Acordar no meio da noite com o músculo da panturrilha travado em uma contração dolorosa é uma experiência comum, muitas vezes atribuída apenas à falta de água. No entanto, pesquisas recentes indicam que o verdadeiro responsável pode ser o baixo consumo de magnésio, mineral essencial para regular a contração e o relaxamento muscular. Entender esse mecanismo ajuda a prevenir episódios recorrentes e a melhorar a qualidade do sono.
Por que o magnésio é fundamental para os músculos?
O magnésio participa de mais de 300 reações enzimáticas no organismo, incluindo aquelas que controlam o funcionamento neuromuscular. Ele atua diretamente na condução dos impulsos nervosos que ordenam quando o músculo deve contrair e quando deve relaxar.
Quando os níveis desse mineral estão baixos, a comunicação entre nervos e fibras musculares fica desregulada, o que favorece contrações involuntárias, espasmos e as clássicas cãibras que surgem durante o repouso noturno.
Como o magnésio compete com o cálcio nos canais musculares?
A contração muscular ocorre quando o cálcio entra nas células e ativa as proteínas responsáveis pelo encurtamento das fibras. Para que o músculo relaxe, o cálcio precisa sair e dar lugar ao magnésio, que bloqueia os canais e restabelece o equilíbrio.
Sem magnésio suficiente, o cálcio permanece dentro da célula por mais tempo, mantendo o músculo em estado de contração prolongada. Esse desequilíbrio explica por que a deficiência de magnésio é uma causa frequente de cãibras, tremores e sensação de fraqueza.

O que dizem os estudos científicos sobre magnésio e cãibras?
Diversas pesquisas têm avaliado a relação entre a suplementação de magnésio e a redução da frequência das cãibras noturnas, especialmente em adultos com deficiência subclínica do mineral. Os achados reforçam o papel desse nutriente na saúde neuromuscular.
De acordo com o estudo Magnesium for skeletal muscle cramps publicado no BMC Family Practice, a reposição de magnésio pode beneficiar pacientes com níveis reduzidos do mineral, sobretudo gestantes e idosos, grupos mais vulneráveis às cãibras recorrentes.

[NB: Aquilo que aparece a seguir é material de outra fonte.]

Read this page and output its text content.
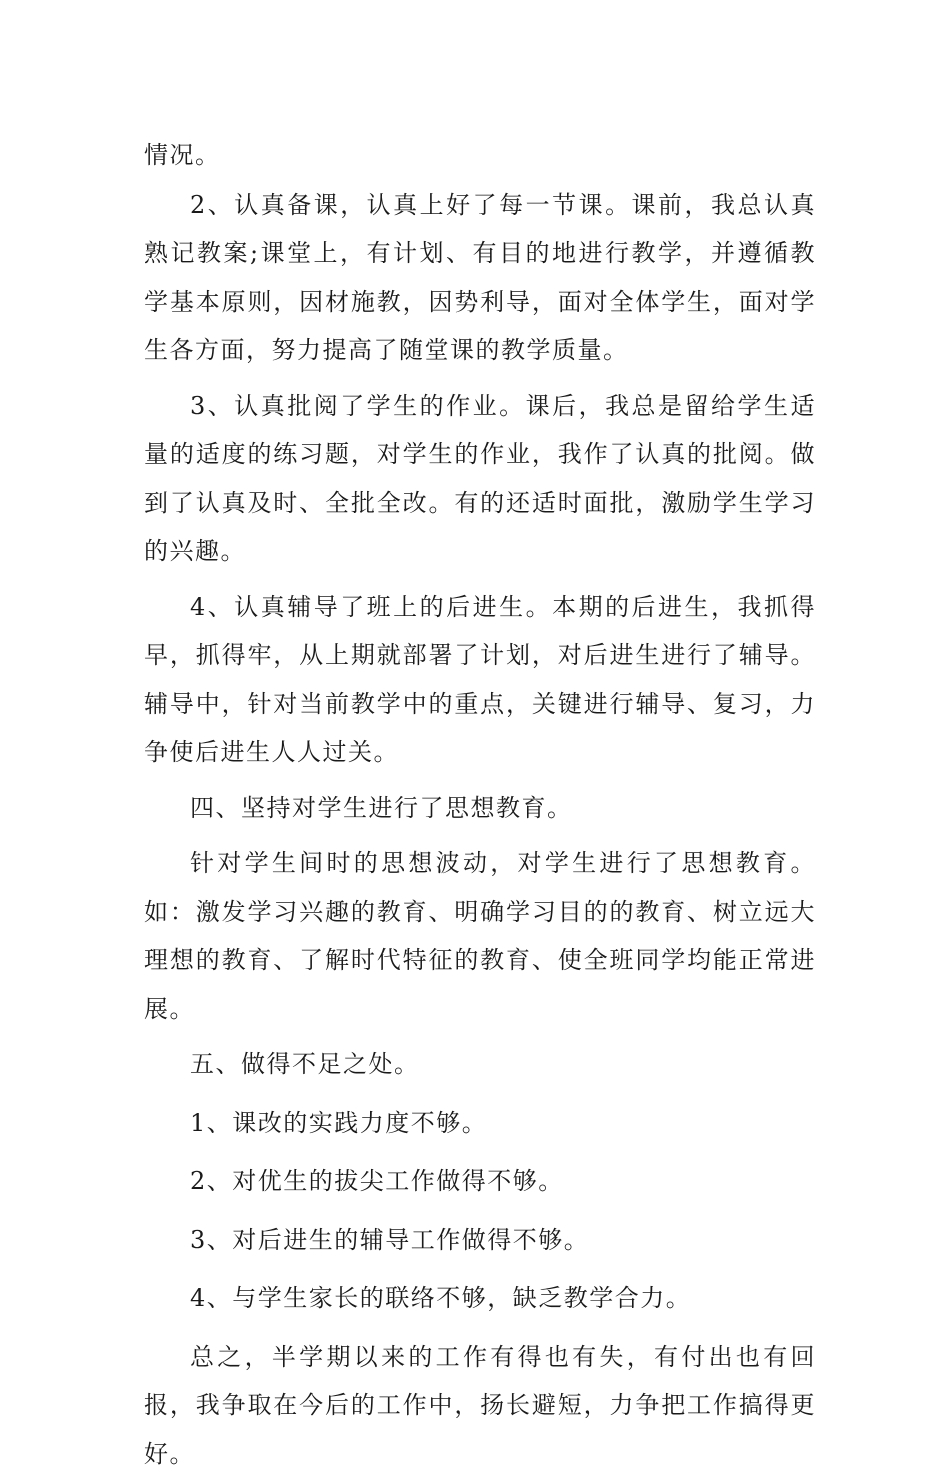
情况。

2、认真备课，认真上好了每一节课。课前，我总认真熟记教案;课堂上，有计划、有目的地进行教学，并遵循教学基本原则，因材施教，因势利导，面对全体学生，面对学生各方面，努力提高了随堂课的教学质量。

3、认真批阅了学生的作业。课后，我总是留给学生适量的适度的练习题，对学生的作业，我作了认真的批阅。做到了认真及时、全批全改。有的还适时面批，激励学生学习的兴趣。

4、认真辅导了班上的后进生。本期的后进生，我抓得早，抓得牢，从上期就部署了计划，对后进生进行了辅导。辅导中，针对当前教学中的重点，关键进行辅导、复习，力争使后进生人人过关。

四、坚持对学生进行了思想教育。

针对学生间时的思想波动，对学生进行了思想教育。如：激发学习兴趣的教育、明确学习目的的教育、树立远大理想的教育、了解时代特征的教育、使全班同学均能正常进展。

五、做得不足之处。

1、课改的实践力度不够。

2、对优生的拔尖工作做得不够。

3、对后进生的辅导工作做得不够。

4、与学生家长的联络不够，缺乏教学合力。

总之，半学期以来的工作有得也有失，有付出也有回报，我争取在今后的工作中，扬长避短，力争把工作搞得更好。
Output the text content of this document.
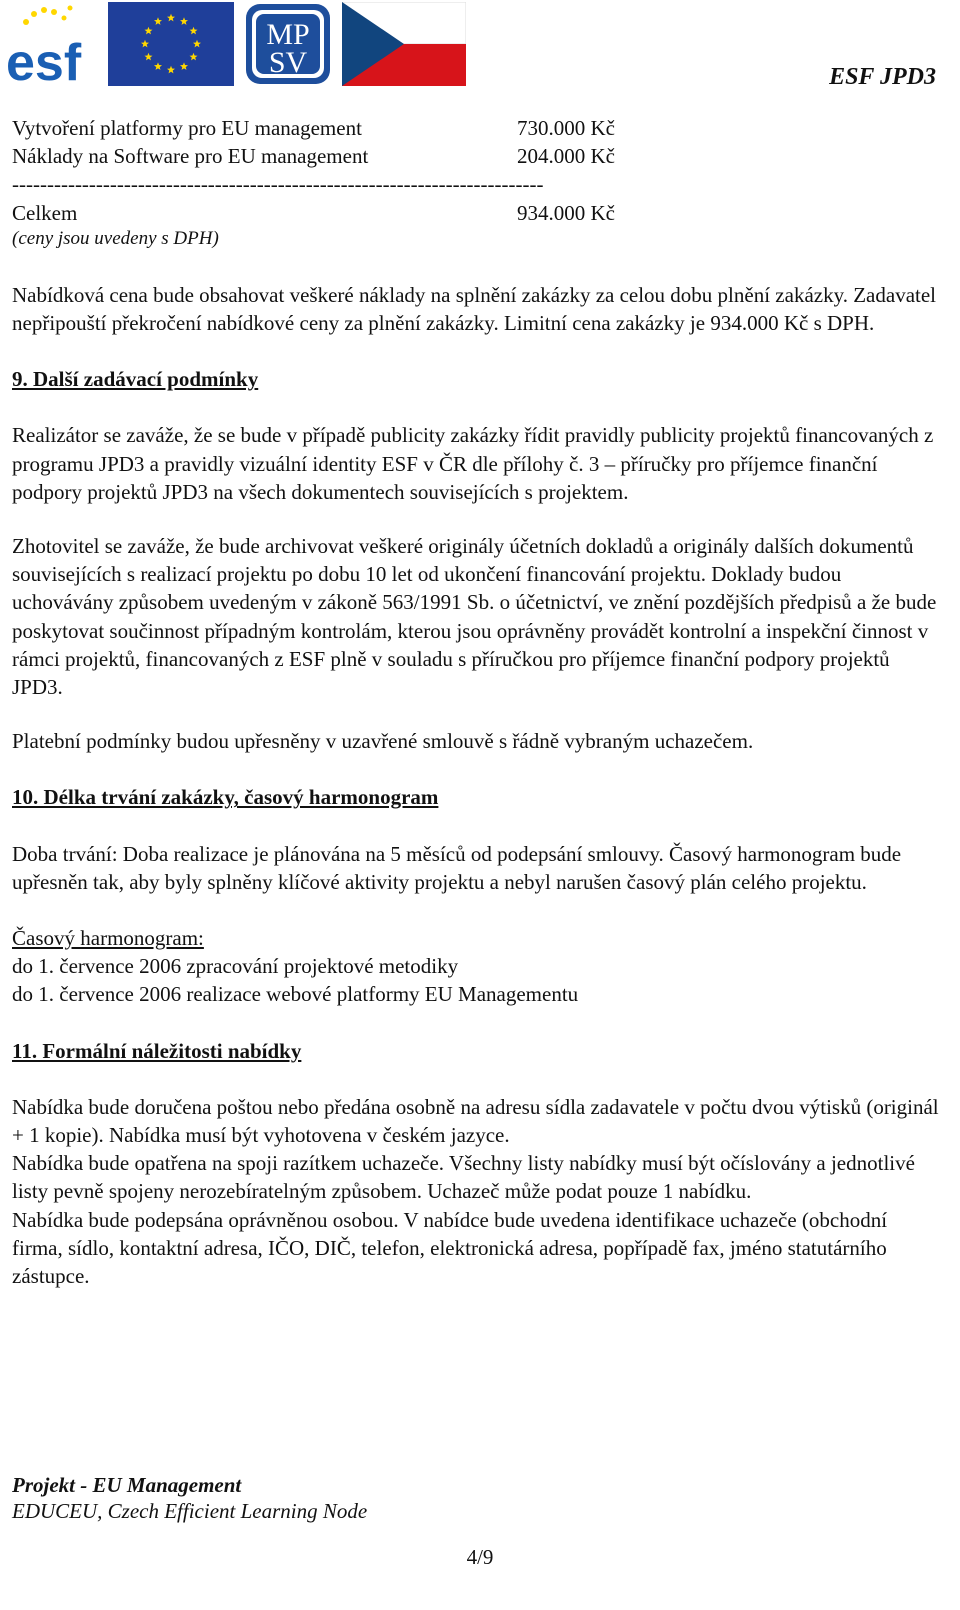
esf	MP
SV	ESF JPD3
Vytvoření platformy pro EU management	730.000 Kč
Náklady na Software pro EU management	204.000 Kč
----------------------------------------------------------------------------
Celkem	934.000 Kč
(ceny jsou uvedeny s DPH)

Nabídková cena bude obsahovat veškeré náklady na splnění zakázky za celou dobu plnění zakázky. Zadavatel nepřipouští překročení nabídkové ceny za plnění zakázky. Limitní cena zakázky je 934.000 Kč s DPH.

9. Další zadávací podmínky

Realizátor se zaváže, že se bude v případě publicity zakázky řídit pravidly publicity projektů financovaných z programu JPD3 a pravidly vizuální identity ESF v ČR dle přílohy č. 3 – příručky pro příjemce finanční podpory projektů JPD3 na všech dokumentech souvisejících s projektem.

Zhotovitel se zaváže, že bude archivovat veškeré originály účetních dokladů a originály dalších dokumentů souvisejících s realizací projektu po dobu 10 let od ukončení financování projektu. Doklady budou uchovávány způsobem uvedeným v zákoně 563/1991 Sb. o účetnictví, ve znění pozdějších předpisů a že bude poskytovat součinnost případným kontrolám, kterou jsou oprávněny provádět kontrolní a inspekční činnost v rámci projektů, financovaných z ESF plně v souladu s příručkou pro příjemce finanční podpory projektů JPD3.

Platební podmínky budou upřesněny v uzavřené smlouvě s řádně vybraným uchazečem.

10. Délka trvání zakázky, časový harmonogram

Doba trvání: Doba realizace je plánována na 5 měsíců od podepsání smlouvy. Časový harmonogram bude upřesněn tak, aby byly splněny klíčové aktivity projektu a nebyl narušen časový plán celého projektu.

Časový harmonogram:

do 1. července 2006 zpracování projektové metodiky

do 1. července 2006 realizace webové platformy EU Managementu

11. Formální náležitosti nabídky

Nabídka bude doručena poštou nebo předána osobně na adresu sídla zadavatele v počtu dvou výtisků (originál + 1 kopie). Nabídka musí být vyhotovena v českém jazyce.

Nabídka bude opatřena na spoji razítkem uchazeče. Všechny listy nabídky musí být očíslovány a jednotlivé listy pevně spojeny nerozebíratelným způsobem. Uchazeč může podat pouze 1 nabídku.

Nabídka bude podepsána oprávněnou osobou. V nabídce bude uvedena identifikace uchazeče (obchodní firma, sídlo, kontaktní adresa, IČO, DIČ, telefon, elektronická adresa, popřípadě fax, jméno statutárního zástupce.

Projekt - EU Management
EDUCEU, Czech Efficient Learning Node
4/9
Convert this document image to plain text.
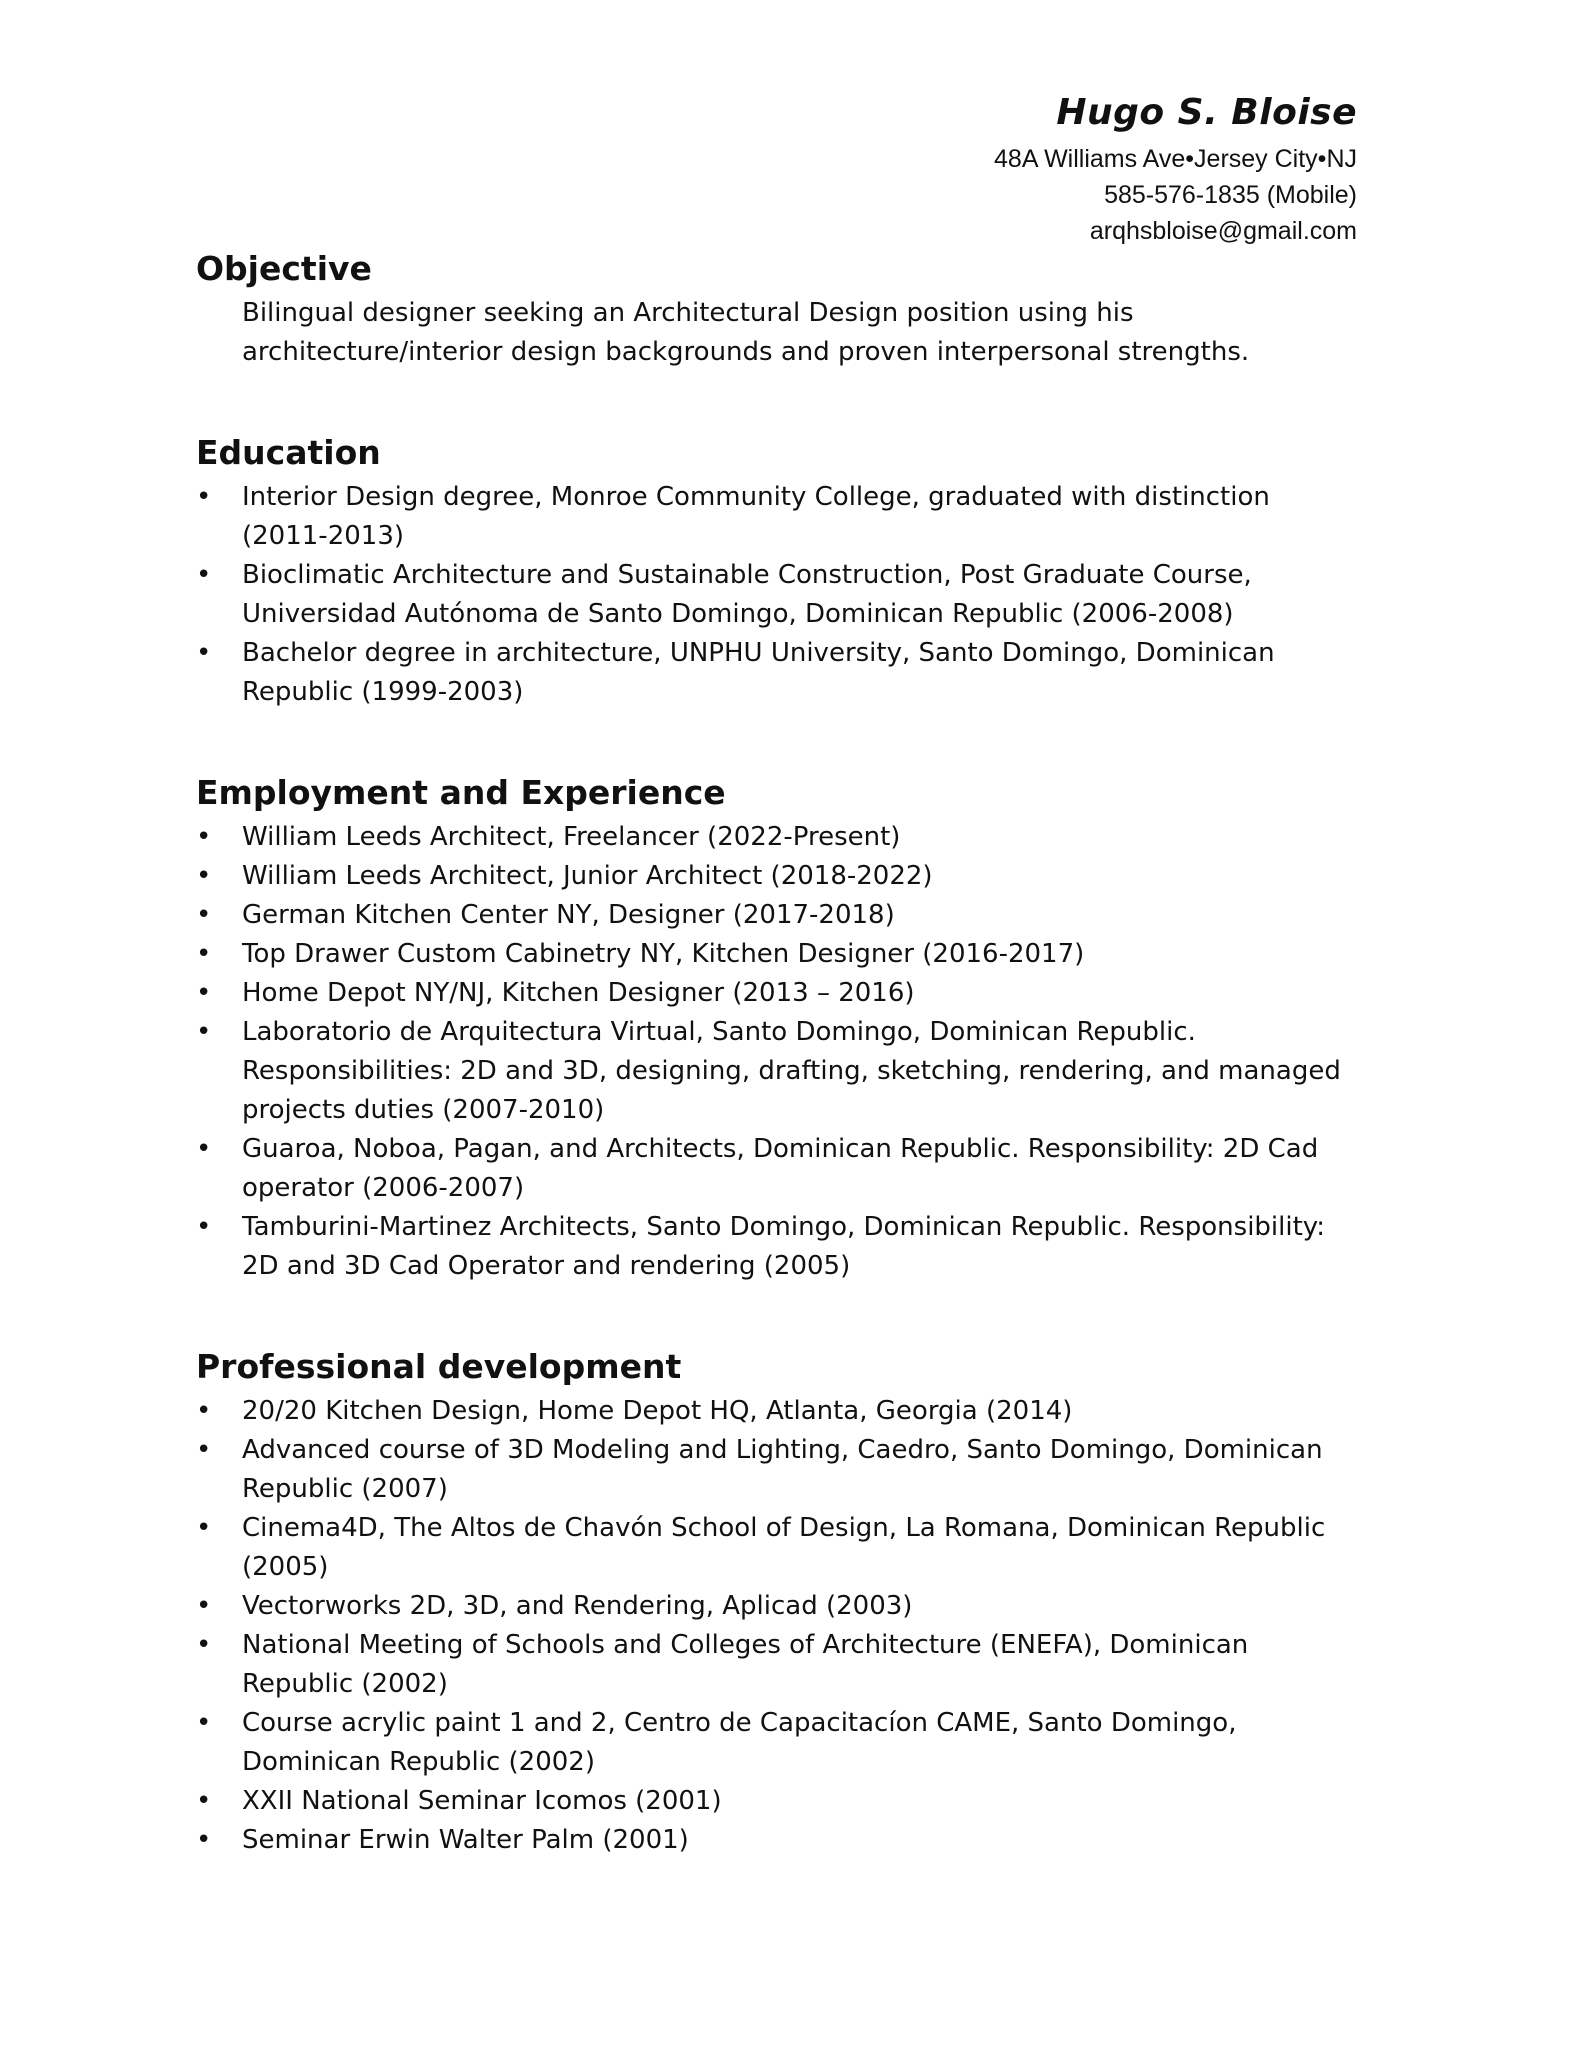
Hugo S. Bloise
48A Williams Ave•Jersey City•NJ
585-576-1835 (Mobile)
arqhsbloise@gmail.com
Objective

Bilingual designer seeking an Architectural Design position using his architecture/interior design backgrounds and proven interpersonal strengths.

Education
• Interior Design degree, Monroe Community College, graduated with distinction (2011-2013)
• Bioclimatic Architecture and Sustainable Construction, Post Graduate Course, Universidad Autónoma de Santo Domingo, Dominican Republic (2006-2008)
• Bachelor degree in architecture, UNPHU University, Santo Domingo, Dominican Republic (1999-2003)
Employment and Experience
• William Leeds Architect, Freelancer (2022-Present)
• William Leeds Architect, Junior Architect (2018-2022)
• German Kitchen Center NY, Designer (2017-2018)
• Top Drawer Custom Cabinetry NY, Kitchen Designer (2016-2017)
• Home Depot NY/NJ, Kitchen Designer (2013 – 2016)
• Laboratorio de Arquitectura Virtual, Santo Domingo, Dominican Republic. Responsibilities: 2D and 3D, designing, drafting, sketching, rendering, and managed projects duties (2007-2010)
• Guaroa, Noboa, Pagan, and Architects, Dominican Republic. Responsibility: 2D Cad operator (2006-2007)
• Tamburini-Martinez Architects, Santo Domingo, Dominican Republic. Responsibility: 2D and 3D Cad Operator and rendering (2005)
Professional development
• 20/20 Kitchen Design, Home Depot HQ, Atlanta, Georgia (2014)
• Advanced course of 3D Modeling and Lighting, Caedro, Santo Domingo, Dominican Republic (2007)
• Cinema4D, The Altos de Chavón School of Design, La Romana, Dominican Republic (2005)
• Vectorworks 2D, 3D, and Rendering, Aplicad (2003)
• National Meeting of Schools and Colleges of Architecture (ENEFA), Dominican Republic (2002)
• Course acrylic paint 1 and 2, Centro de Capacitacíon CAME, Santo Domingo, Dominican Republic (2002)
• XXII National Seminar Icomos (2001)
• Seminar Erwin Walter Palm (2001)
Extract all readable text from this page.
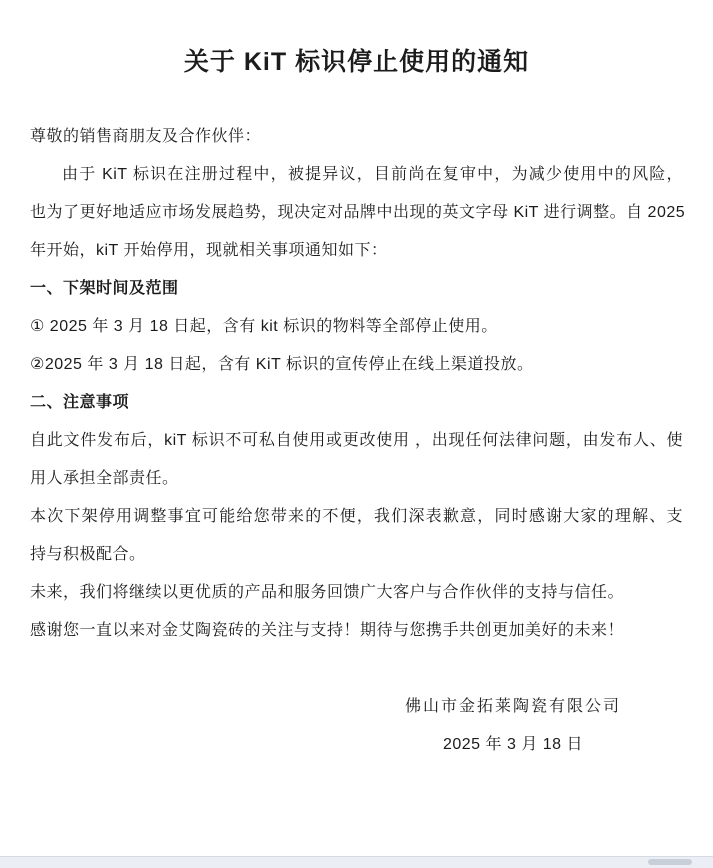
关于 KiT 标识停止使用的通知
尊敬的销售商朋友及合作伙伴：
由于 KiT 标识在注册过程中，被提异议，目前尚在复审中，为减少使用中的风险，
也为了更好地适应市场发展趋势，现决定对品牌中出现的英文字母 KiT 进行调整。自 2025
年开始，kiT 开始停用，现就相关事项通知如下：
一、下架时间及范围
① 2025 年 3 月 18 日起，含有 kit 标识的物料等全部停止使用。
②2025 年 3 月 18 日起，含有 KiT 标识的宣传停止在线上渠道投放。
二、注意事项
自此文件发布后，kiT 标识不可私自使用或更改使用 ，出现任何法律问题，由发布人、使
用人承担全部责任。
本次下架停用调整事宜可能给您带来的不便，我们深表歉意，同时感谢大家的理解、支
持与积极配合。
未来，我们将继续以更优质的产品和服务回馈广大客户与合作伙伴的支持与信任。
感谢您一直以来对金艾陶瓷砖的关注与支持！期待与您携手共创更加美好的未来！
佛山市金拓莱陶瓷有限公司
2025 年 3 月 18 日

Quais alimentos são ricos em magnésio?
A alimentação equilibrada é a principal forma de manter bons níveis do mineral no organismo. Alguns alimentos ricos em magnésio se destacam pelo alto teor e boa biodisponibilidade:
- Folhas verde-escuras: espinafre, couve e acelga, que fornecem magnésio junto com fibras e antioxidantes
- Sementes: abóbora, girassol, chia e linhaça, indicadas em pequenas porções diárias
- Oleaginosas: castanha-do-pará, amêndoas, castanha de caju e nozes
- Cacau: presente no chocolate amargo com pelo menos 70% de cacau
- Leguminosas e grãos integrais: feijão, grão-de-bico, aveia e quinoa

Como escolher o tipo certo de suplemento de magnésio?
Quando a alimentação não é suficiente, o médico pode indicar a suplementação. Existem diferentes formas disponíveis, cada uma com absorção e tolerância específicas:
- Glicinato de magnésio: considerado o de melhor tolerância gástrica, é bem absorvido e indicado para uso contínuo, sem causar efeito laxativo
- Citrato de magnésio: tem boa absorção, mas pode acelerar o trânsito intestinal em doses maiores
- Malato de magnésio: associado ao alívio de fadiga muscular e dores crônicas
- Cloreto de magnésio: opção acessível, indicada para reposição geral
- Óxido de magnésio: tem menor absorção e é mais utilizado como laxante do que para suplementação nutricional
A escolha depende do objetivo do tratamento, da tolerância individual e da presença de outras condições de saúde, o que reforça a importância da avaliação profissional antes de iniciar qualquer suplementação de magnésio.
Este conteúdo tem caráter apenas informativo e não substitui a avaliação de um médico ou nutricionista. Sempre procure orientação profissional antes de iniciar qualquer suplementação ou tratamento para cãibras noturnas.